Entonces Schumer se hace carne protagonista: su panza, sus brazos, sus tetas, su culo adquieren personalidad, ocupan espacio y se hacen notar, pasando a ser los personajes secundarios de esta película (de, hasta ahora, paupérrimos personajes secundarios). Frente a nuestros ojos el cuerpo de Renee vive, disfruta, brilla. Y por ahí se gesta una narrativa casi sin querer: panza bailarina, tríceps movedizos, culo que se esparce, piernas que sostienen todo eso que nos cuenta más historias que esta película entera. Entonces, por ejemplo, vemos la escena en que Schumer está en su nuevo trabajo, cruzando una suerte de baldosas montadas sobre agua (es que es una oficina muy cool). Ese cruce de escalones acuáticos dura menos de cinco segundos, pero es monumental la forma en que esta actriz consigue, en un respiro, decirnos tanto sobre su personaje. Es que Renee se construye en cada rincón del cuerpo de una Amy que sabe cómo hacerlo trabajar. Cuando su panza, sus piernas, sus brazos, sus tetas, su cara toman verdadero protagonismo, nos damos cuenta de cuánta vida les falta a los cuerpos de quienes se muestran como Renee se muestra en Sexy por accidente.

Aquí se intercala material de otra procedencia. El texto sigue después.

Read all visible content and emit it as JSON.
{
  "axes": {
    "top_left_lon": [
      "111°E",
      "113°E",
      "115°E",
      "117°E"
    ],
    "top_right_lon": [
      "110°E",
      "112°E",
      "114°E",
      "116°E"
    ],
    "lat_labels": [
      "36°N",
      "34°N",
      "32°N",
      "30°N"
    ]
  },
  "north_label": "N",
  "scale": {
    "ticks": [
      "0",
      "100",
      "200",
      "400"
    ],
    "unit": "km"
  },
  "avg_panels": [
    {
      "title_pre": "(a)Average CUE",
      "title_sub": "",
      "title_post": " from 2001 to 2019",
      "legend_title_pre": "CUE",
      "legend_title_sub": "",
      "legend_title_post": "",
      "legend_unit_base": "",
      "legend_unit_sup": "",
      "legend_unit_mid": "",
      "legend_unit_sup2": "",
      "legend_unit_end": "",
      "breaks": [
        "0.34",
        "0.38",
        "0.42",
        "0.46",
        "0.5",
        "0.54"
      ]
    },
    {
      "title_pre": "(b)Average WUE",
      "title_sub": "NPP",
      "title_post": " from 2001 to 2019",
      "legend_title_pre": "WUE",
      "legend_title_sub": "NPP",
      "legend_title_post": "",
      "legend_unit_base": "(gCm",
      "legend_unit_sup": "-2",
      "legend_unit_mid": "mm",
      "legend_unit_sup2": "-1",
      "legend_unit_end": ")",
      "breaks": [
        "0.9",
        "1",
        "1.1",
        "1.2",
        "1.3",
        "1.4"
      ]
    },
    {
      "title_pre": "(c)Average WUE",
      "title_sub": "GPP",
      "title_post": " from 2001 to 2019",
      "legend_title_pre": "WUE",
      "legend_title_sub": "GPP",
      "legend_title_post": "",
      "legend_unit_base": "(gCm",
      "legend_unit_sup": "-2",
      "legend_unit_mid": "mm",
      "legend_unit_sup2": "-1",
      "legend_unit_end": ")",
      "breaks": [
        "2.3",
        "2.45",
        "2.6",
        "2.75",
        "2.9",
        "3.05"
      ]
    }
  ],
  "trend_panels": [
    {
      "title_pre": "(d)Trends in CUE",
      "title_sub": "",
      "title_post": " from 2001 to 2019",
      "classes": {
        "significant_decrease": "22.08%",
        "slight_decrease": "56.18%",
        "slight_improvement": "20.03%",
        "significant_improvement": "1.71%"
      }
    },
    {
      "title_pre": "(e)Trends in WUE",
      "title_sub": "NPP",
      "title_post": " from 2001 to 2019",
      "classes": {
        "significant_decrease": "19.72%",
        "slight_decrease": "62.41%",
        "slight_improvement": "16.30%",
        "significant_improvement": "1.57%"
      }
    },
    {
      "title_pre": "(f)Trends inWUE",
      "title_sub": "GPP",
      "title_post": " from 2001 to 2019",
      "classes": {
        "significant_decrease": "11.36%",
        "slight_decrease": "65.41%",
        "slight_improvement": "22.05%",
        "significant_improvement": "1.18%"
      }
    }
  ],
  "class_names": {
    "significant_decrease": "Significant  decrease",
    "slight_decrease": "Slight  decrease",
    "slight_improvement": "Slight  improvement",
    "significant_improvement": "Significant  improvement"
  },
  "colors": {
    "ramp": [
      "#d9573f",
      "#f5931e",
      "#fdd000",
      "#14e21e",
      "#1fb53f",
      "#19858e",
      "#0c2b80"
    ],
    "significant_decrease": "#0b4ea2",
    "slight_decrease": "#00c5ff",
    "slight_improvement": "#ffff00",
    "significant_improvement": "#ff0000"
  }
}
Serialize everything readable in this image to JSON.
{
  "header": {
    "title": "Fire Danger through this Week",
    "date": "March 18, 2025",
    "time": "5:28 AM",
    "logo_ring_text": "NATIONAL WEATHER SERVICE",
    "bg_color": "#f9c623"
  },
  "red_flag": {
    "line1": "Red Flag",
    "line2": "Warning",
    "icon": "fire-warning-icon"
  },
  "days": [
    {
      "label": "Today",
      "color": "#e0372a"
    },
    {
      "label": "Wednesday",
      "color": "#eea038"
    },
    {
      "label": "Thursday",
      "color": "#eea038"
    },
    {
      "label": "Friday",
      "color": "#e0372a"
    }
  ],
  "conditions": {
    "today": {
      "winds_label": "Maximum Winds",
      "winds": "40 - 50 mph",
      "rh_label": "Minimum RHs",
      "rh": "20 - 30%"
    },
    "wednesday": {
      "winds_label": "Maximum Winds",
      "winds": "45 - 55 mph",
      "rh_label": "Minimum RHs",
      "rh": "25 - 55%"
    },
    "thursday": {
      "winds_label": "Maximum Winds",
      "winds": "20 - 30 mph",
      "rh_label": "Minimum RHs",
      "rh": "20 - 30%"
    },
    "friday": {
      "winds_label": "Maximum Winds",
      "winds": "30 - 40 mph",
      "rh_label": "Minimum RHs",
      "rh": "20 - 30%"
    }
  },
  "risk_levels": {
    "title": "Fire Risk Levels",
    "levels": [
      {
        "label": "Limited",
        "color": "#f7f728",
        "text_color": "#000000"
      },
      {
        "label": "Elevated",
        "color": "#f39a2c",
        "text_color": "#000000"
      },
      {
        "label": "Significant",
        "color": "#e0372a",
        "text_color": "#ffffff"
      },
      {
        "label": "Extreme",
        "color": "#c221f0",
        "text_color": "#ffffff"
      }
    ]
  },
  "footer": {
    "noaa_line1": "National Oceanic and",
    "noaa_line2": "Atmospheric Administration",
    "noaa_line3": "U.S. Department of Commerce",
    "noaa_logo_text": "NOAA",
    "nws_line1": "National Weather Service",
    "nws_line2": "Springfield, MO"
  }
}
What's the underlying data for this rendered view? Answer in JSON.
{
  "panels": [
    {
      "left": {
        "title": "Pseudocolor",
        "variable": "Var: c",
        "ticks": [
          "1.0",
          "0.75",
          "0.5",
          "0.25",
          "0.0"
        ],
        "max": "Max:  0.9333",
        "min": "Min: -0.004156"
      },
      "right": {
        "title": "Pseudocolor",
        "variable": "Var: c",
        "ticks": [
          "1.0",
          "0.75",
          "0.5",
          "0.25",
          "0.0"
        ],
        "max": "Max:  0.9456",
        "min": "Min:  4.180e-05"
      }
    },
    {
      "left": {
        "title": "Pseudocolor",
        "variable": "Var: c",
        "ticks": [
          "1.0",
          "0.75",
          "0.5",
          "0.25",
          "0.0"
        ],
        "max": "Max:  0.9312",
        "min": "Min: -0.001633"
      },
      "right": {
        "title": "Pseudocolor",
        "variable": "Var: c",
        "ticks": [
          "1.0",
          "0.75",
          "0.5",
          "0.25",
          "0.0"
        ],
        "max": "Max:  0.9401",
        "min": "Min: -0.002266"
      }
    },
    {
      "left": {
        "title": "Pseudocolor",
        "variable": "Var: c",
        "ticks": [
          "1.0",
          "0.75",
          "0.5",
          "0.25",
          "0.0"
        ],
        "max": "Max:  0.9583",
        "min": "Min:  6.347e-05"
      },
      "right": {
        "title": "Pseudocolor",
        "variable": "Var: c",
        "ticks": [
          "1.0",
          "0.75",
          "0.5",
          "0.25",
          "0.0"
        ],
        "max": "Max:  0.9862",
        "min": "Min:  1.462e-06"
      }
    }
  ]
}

En la escena del bikini contest, la panza de Schumer se mueve con la música, cada porción de sus brazos rebota y se balancea en conjunto. Todo eso nos cuenta algo, expresa una forma de vivir que el relato luego subraya de forma poco inteligente (haciendo a la protagonista pedir bastones de mozzarella o salir corriendo al heladero inmediatamente después de tener sexo).
Además, la película se va haciendo cada vez más pudorosa, cada vez más moralista, cada vez más ortodoxa. Porque, claro, “es todo una cuestión de actitud” nos remarcan una y otra vez (por si no captábamos de qué iba el relato). Y en esa repetición, van tapando cada vez más el cuerpo de Schumer. Se lo van olvidando. Y entonces la película se cae, se revienta contra el piso de la autoayuda y queda plana como calcomanía barata. Se ve que a los guionistas de Jamás besada el sillón de directores los abruma. Por suerte llega Michelle Williams (gran asomo a la comedia con su Avery LeClair) al rescate y les regala grandes momentos de aire fresco. Pero no alcanza: Schumer, aquella comediante que se burla de cada milímetro del estúpido mundo, queda absorbida por la empalagosa corriente del “sí, se puede. Claramente, en todo esto, resuena el ahora políticamente correcto Hollywood, ese que ha pasado a escuchar y valorar a las mismas mujeres que siempre existieron, a esas que todavía le dan de comer. El imperio renueva su manual de modales y ahora sufrimos todos. ¿Y ahora quién podrá ayudarnos? Si ni Amy Schumer alcanza… ¡cuán cansador es cuando el cine le tiene miedo a ser cine!